Inzicht in schildklierhormoon: slechts het begin, niet het einde

In 2004 en 2005 verschenen twee artikelen van onder meer P. Saravanan en C. M. Dayan op de site Hot Thyroidology van de European Thyroid Association en in The Journal of Clinical Endocrinology & Metabolism. Beschreven werd hoe in die jaren het inzicht van de werking van schildklierhormoon en de effecten van vervangend schildklierhormoon in feite slechts aan het begin stond. Met alle ontwikkelingen in de laatste jaren en nu zelfs met de publicatie van een (experimentele) Europese richtlijn voor de behandeling met L-T4 en L-T3, is er alle reden om aandacht te besteden aan deze artikelen. Zoals Saravanan en Dayan stelden: het was geen einde, maar een begin.

Understanding thyroid hormone action and the effects of thyroid hormone replacement – Just the beginning not the end
P Saravanan en CM Dayan | Vertaling 

Partial substitution of thyroxine (T4) with tri-iodothyronine in patients on T4 replacement therapy: results of a large community-based randomized controlled trial
P Saravanan, DJ Simmons, R Greenwood, TJ Peters en CM Dayan

 

Future directions

New developments in thyroid hormone biology have indicated multiple levels at which variations in the pathway of thyroid hormone action could have clinically important effects but at present evidence of clinical relevance is limited. To make progress in this area and determine whether inter-individual variations in the pathway of thyroid hormone action contribute to psychological morbidity, predispose to other conditions and/or determine failure to respond adequately to thyroid hormone replacement in some individuals is a complex task.

Progress is required in 4 areas

  1. There is a need for new markers of thyroid action in different tissues. In particular, it will be important to determine whether individuals who respond poorly to thyroid hormone in terms of psychological well-being fail to improve in any more objective measures that could relate to thyroid hormone action e.g. sleep pattern or serotonergic responses. These could then be used to monitor response to intervention more objectively.
  2. Studies are required to identify any variations or polymorphisms in elements of the pathway of thyroid hormone action - e.g. T3/rT3 ratio, deiodinase or transporter polymorphisms - which predict the psychological response to thyroid hormone or correlate with other potentially thyroid hormone related effects (eg sleep parameters, echocardiographic changes or changes in bone turnover).
  3. Future intervention studies with T4 alone or in combination with T3 should be large in order:
    • to carry sufficient power to see any clinical significant effect,
    • to allow correlations to be drawn between response to therapy and baseline measures of thyroid hormone action or metabolism and
    • to be sufficiently long-term enough to enable assessment of the risk to the heart and skeleton of potential overplacement. Such studies also need to be very carefully blinded to distinguish placebo effects from effects attributable to the intervention.
  4. Future studies involving T3 replacement will require careful attention to dosing, dose titration and dosing ratios with T4. We have shown that despite chronic combined T3/T4 therapy wide fluctuations persist in the free T3 levels. Thus, use of new low-dose and slow-release preparations to allow careful monitoring and physiological replacement will be particularly valuable.
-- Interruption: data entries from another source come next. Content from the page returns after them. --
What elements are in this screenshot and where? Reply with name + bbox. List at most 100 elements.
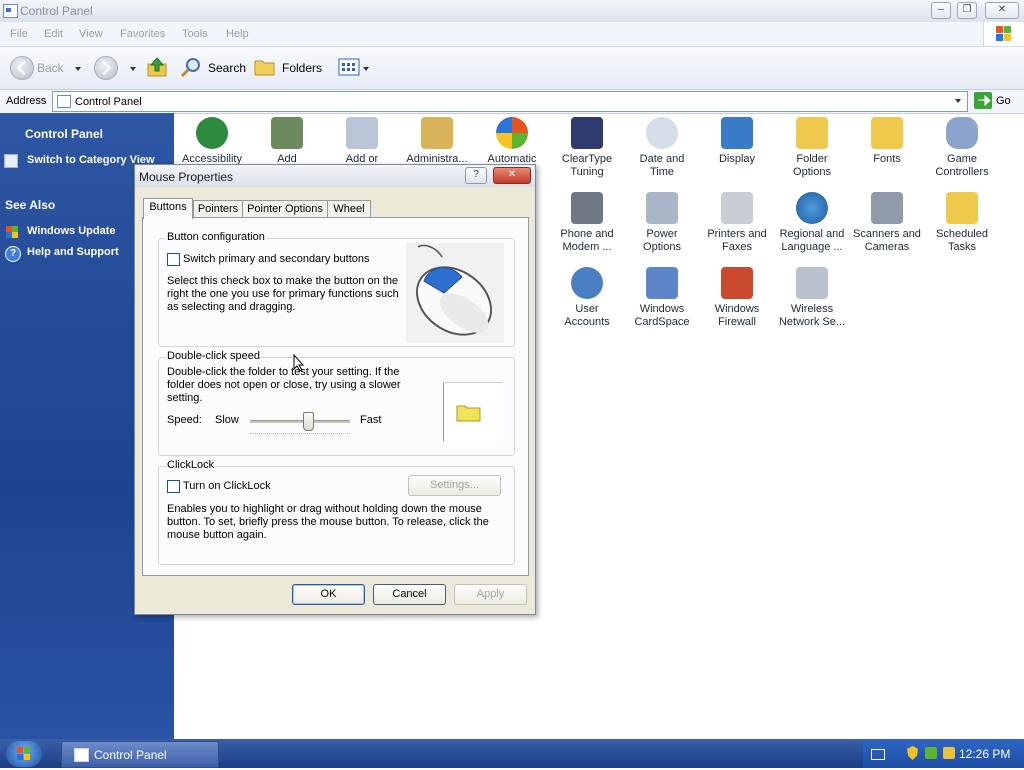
tab-buttons[interactable]: Buttons: [143, 198, 193, 219]
double-click-title: Double-click speed: [166, 350, 261, 362]
taskbar-control-panel-button[interactable]: Control Panel: [61, 741, 219, 768]
address-dropdown-icon[interactable]: [955, 99, 961, 103]
security-shield-icon[interactable]: [907, 746, 918, 760]
switch-buttons-checkbox[interactable]: [167, 253, 180, 266]
forward-arrow-icon[interactable]: [94, 56, 118, 80]
accessibility-item[interactable]: Accessibility: [175, 117, 249, 166]
help-icon[interactable]: ?: [5, 246, 21, 262]
user-accounts-item[interactable]: User Accounts: [550, 267, 624, 329]
clicklock-settings-button[interactable]: Settings...: [408, 475, 501, 496]
fonts-item[interactable]: Fonts: [850, 117, 924, 166]
tab-panel: Button configuration Switch primary and …: [142, 217, 529, 576]
apply-button[interactable]: Apply: [454, 584, 527, 605]
display-icon: [721, 117, 753, 149]
mouse-properties-dialog: Mouse Properties ? ✕ Buttons Pointers Po…: [134, 164, 536, 615]
network-icon[interactable]: [925, 747, 937, 759]
tab-pointer-options[interactable]: Pointer Options: [242, 200, 328, 218]
tab-wheel[interactable]: Wheel: [327, 200, 371, 218]
printers-faxes-item[interactable]: Printers and Faxes: [700, 192, 774, 254]
clicklock-checkbox[interactable]: [167, 480, 180, 493]
start-button[interactable]: [6, 741, 42, 767]
address-label: Address: [6, 95, 47, 107]
cleartype-item[interactable]: ClearType Tuning: [550, 117, 624, 179]
regional-language-item[interactable]: Regional and Language ...: [775, 192, 849, 254]
taskbar-task-label: Control Panel: [94, 748, 167, 762]
test-folder-area[interactable]: [443, 382, 502, 441]
date-time-item[interactable]: Date and Time: [625, 117, 699, 179]
game-controllers-item[interactable]: Game Controllers: [925, 117, 999, 179]
scanners-cameras-item[interactable]: Scanners and Cameras: [850, 192, 924, 254]
go-arrow-icon[interactable]: [974, 92, 992, 109]
back-arrow-icon[interactable]: [10, 56, 34, 80]
windows-update-icon[interactable]: [5, 225, 19, 239]
cancel-button[interactable]: Cancel: [373, 584, 446, 605]
windows-logo-icon: [983, 22, 1024, 46]
minimize-button[interactable]: –: [931, 2, 951, 19]
administrative-tools-item[interactable]: Administra...: [400, 117, 474, 166]
add-hardware-item[interactable]: Add: [250, 117, 324, 166]
tab-pointers[interactable]: Pointers: [193, 200, 243, 218]
button-config-desc-2: right the one you use for primary functi…: [167, 288, 399, 300]
restore-button[interactable]: ❐: [957, 2, 977, 19]
add-remove-programs-item[interactable]: Add or: [325, 117, 399, 166]
dialog-title-bar[interactable]: Mouse Properties ? ✕: [135, 165, 535, 187]
volume-icon[interactable]: [943, 747, 955, 759]
see-also-heading: See Also: [5, 198, 56, 212]
views-icon[interactable]: [338, 58, 360, 76]
speed-slider-thumb[interactable]: [303, 412, 314, 431]
firewall-item[interactable]: Windows Firewall: [700, 267, 774, 329]
menu-file[interactable]: File: [10, 28, 28, 40]
firewall-icon: [721, 267, 753, 299]
folders-icon[interactable]: [254, 57, 276, 77]
scheduled-tasks-item[interactable]: Scheduled Tasks: [925, 192, 999, 254]
switch-view-icon[interactable]: [4, 154, 18, 168]
task-pane-title: Control Panel: [25, 127, 104, 141]
views-dropdown-icon[interactable]: [363, 67, 369, 71]
wireless-icon: [796, 267, 828, 299]
help-button[interactable]: ?: [465, 167, 487, 184]
dialog-close-button[interactable]: ✕: [493, 167, 531, 184]
cardspace-item[interactable]: Windows CardSpace: [625, 267, 699, 329]
phone-modem-item[interactable]: Phone and Modem ...: [550, 192, 624, 254]
address-value: Control Panel: [75, 96, 142, 108]
mouse-image-icon: [406, 243, 504, 343]
power-options-item[interactable]: Power Options: [625, 192, 699, 254]
menu-favorites[interactable]: Favorites: [120, 28, 165, 40]
clock[interactable]: 12:26 PM: [959, 747, 1010, 761]
automatic-updates-icon: [496, 117, 528, 149]
display-item[interactable]: Display: [700, 117, 774, 166]
switch-buttons-label[interactable]: Switch primary and secondary buttons: [183, 253, 369, 266]
accessibility-icon: [196, 117, 228, 149]
forward-dropdown-icon[interactable]: [130, 67, 136, 71]
folder-options-item[interactable]: Folder Options: [775, 117, 849, 179]
button-config-title: Button configuration: [166, 231, 266, 243]
up-folder-icon[interactable]: [146, 56, 168, 78]
menu-edit[interactable]: Edit: [44, 28, 63, 40]
add-remove-programs-icon: [346, 117, 378, 149]
menu-view[interactable]: View: [79, 28, 103, 40]
speed-slider-track[interactable]: [250, 420, 350, 423]
back-button-label[interactable]: Back: [37, 61, 64, 75]
menu-help[interactable]: Help: [226, 28, 249, 40]
clicklock-label[interactable]: Turn on ClickLock: [183, 480, 271, 493]
search-icon[interactable]: [180, 56, 202, 78]
fast-label: Fast: [360, 414, 382, 426]
back-dropdown-icon[interactable]: [75, 67, 81, 71]
printers-icon: [721, 192, 753, 224]
ok-button[interactable]: OK: [292, 584, 365, 605]
test-folder-icon[interactable]: [456, 403, 482, 423]
windows-update-link[interactable]: Windows Update: [27, 225, 116, 237]
go-label[interactable]: Go: [996, 95, 1011, 107]
clicklock-title: ClickLock: [166, 459, 216, 471]
close-button[interactable]: ✕: [985, 2, 1019, 19]
button-config-desc-1: Select this check box to make the button…: [167, 275, 399, 287]
search-button-label[interactable]: Search: [208, 61, 246, 75]
menu-tools[interactable]: Tools: [182, 28, 208, 40]
wireless-network-item[interactable]: Wireless Network Se...: [775, 267, 849, 329]
keyboard-icon[interactable]: [871, 749, 885, 760]
clicklock-desc-1: Enables you to highlight or drag without…: [167, 503, 482, 515]
folders-button-label[interactable]: Folders: [282, 61, 322, 75]
help-support-link[interactable]: Help and Support: [27, 246, 119, 258]
automatic-updates-item[interactable]: Automatic: [475, 117, 549, 166]
address-input[interactable]: Control Panel: [52, 91, 968, 112]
Partial substitution of thyroxine (T4) with tri-iodothyronine 
showed a modest beneficial effect after 3 months.
Interestingly, thyroid function ‘drifted’ between 3 and 12 months of follow-up (with a fall in the T3/T4 ratio) and the effect was lost.

Conclusions

Despite 100 years of thyroid hormone replacement, controversy still exists about the optimum replacement therapy for hypothyroid patients. Several recent studies have given insight in to the complex thyroid hormone metabolism. These support the hypothesis that serum and tissue levels of thyroid hormones may diverge significantly and vary between tissues.
The dissatisfaction experienced by some individuals on thyroxine replacement despite normal TSH levels may in part relate to this. If so, it should be seen as a pointer to greater understanding of the action of thyroid hormone and its predisposing effects on morbidity in many conditions rather than an unwelcome clinical frustration. If so, we are the beginning of a road of discovery rather than at the end of an unsuccessful chapter in thyroid hormone replacement.